The rise in zero-hours, part-time working and other atypical contracts suggest that employers welcome flexibility, so long as they instigate the arrangements and they are on their terms.
It seems to be a much scarier scenario to open up the possibility of employees as a whole having the right to request flexibility, even though there is no compulsion to grant it.
Over the years, I’ve made the right to request flexibility open toall staff. In my experience, there has been no deluge of people wanting to take advantage of it and, moreover, I don’t believe it has had any negative impact on business.
Rather, I have found that being as flexible as we can has enabled us to retain some high performers who, if we had dug our heels in about wanting them on a nine to five pattern, would have easily been able to jack in their jobs with us and make career changes that would more easily accommodate their lifestyle changes. The majority of staff who do request it are maternity returners.
Because we operate a consistent performance management system based on objectives, we have no worry that somebody working part-time, or part or most of the week at home, is more likely to be watching daytime television or attending to the kids than doing their work.
The reality is that it is almost always the case that part-timers and other flexible workers end up putting in way more than their contracted hours at times of peak workload demand.
The other thing that I have always been keen on is offering the most generous flexitime provision that we can in terms of start and finish times and staff being able to take back time worked in lieu.
Although this has meant that we have not gained financially, as many organisations do, from some staff putting in lots of unpaid overtime, the benefits have been immense in terms of retention, goodwill, and building trusting relationships.
As a charity operating in a tough contracting environment, we cannot afford to pay the best wages, but our most popular benefit by far has been the flexitime scheme. It enables people to juggle the increasingly complex pressures that we deal with in our day-to-day lives, without having to worry that working hours just won’t allow for this.
It is, therefore, great for reducing stress and stopping people feeling they need to feign sickness in order to deal with stuff that life throws up. I was disappointed to learn from our remuneration consultants recently that formal flexitime schemes have reduced in popularity amongst employers over the past ten years whereas their work with focus groups indicates that it is one of the most valued benefits for staff. This is a real step backwards.

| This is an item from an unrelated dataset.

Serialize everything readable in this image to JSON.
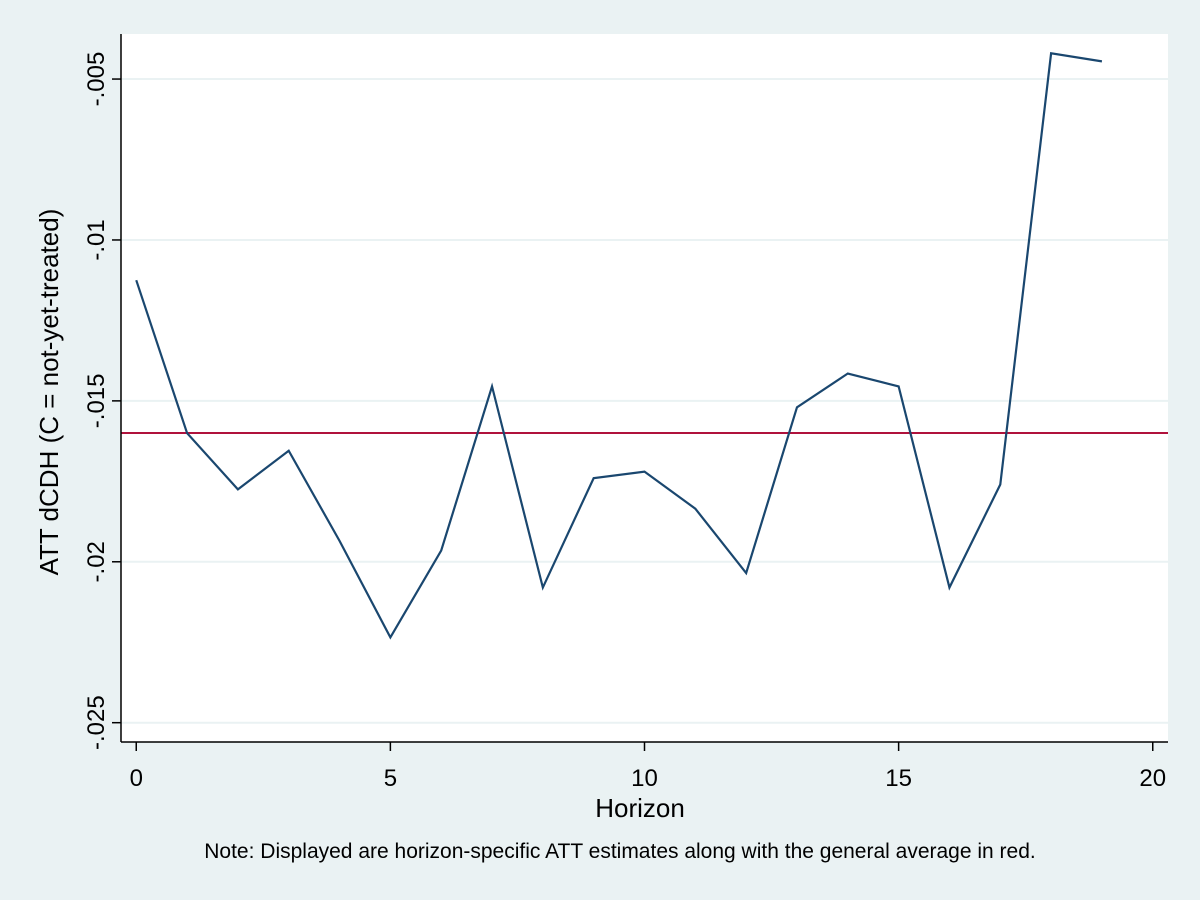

Ultimately, there is, of course, a correlation between the reluctance of many employers to embrace flexibility and the glass ceiling for women. In the sector in which I work - social housing - women are far better represented at senior levels than is reported as being the case in the wider world and, although it’s not perfect, this is a sector that has generally been enlightened and ahead of the game in terms of workplace flexibility.
In my experience, facilitating flexible working patterns makes a major contribution to many of the big HR issues that organisations grapple with: recruitment, retention, reward, engagement. As such it is to be embraced with open arms, not feared.
Helen Giles is HR director of St Mungo’s Broadway and managing director of Broadway’s Real People, a social enterprise HR consultancy.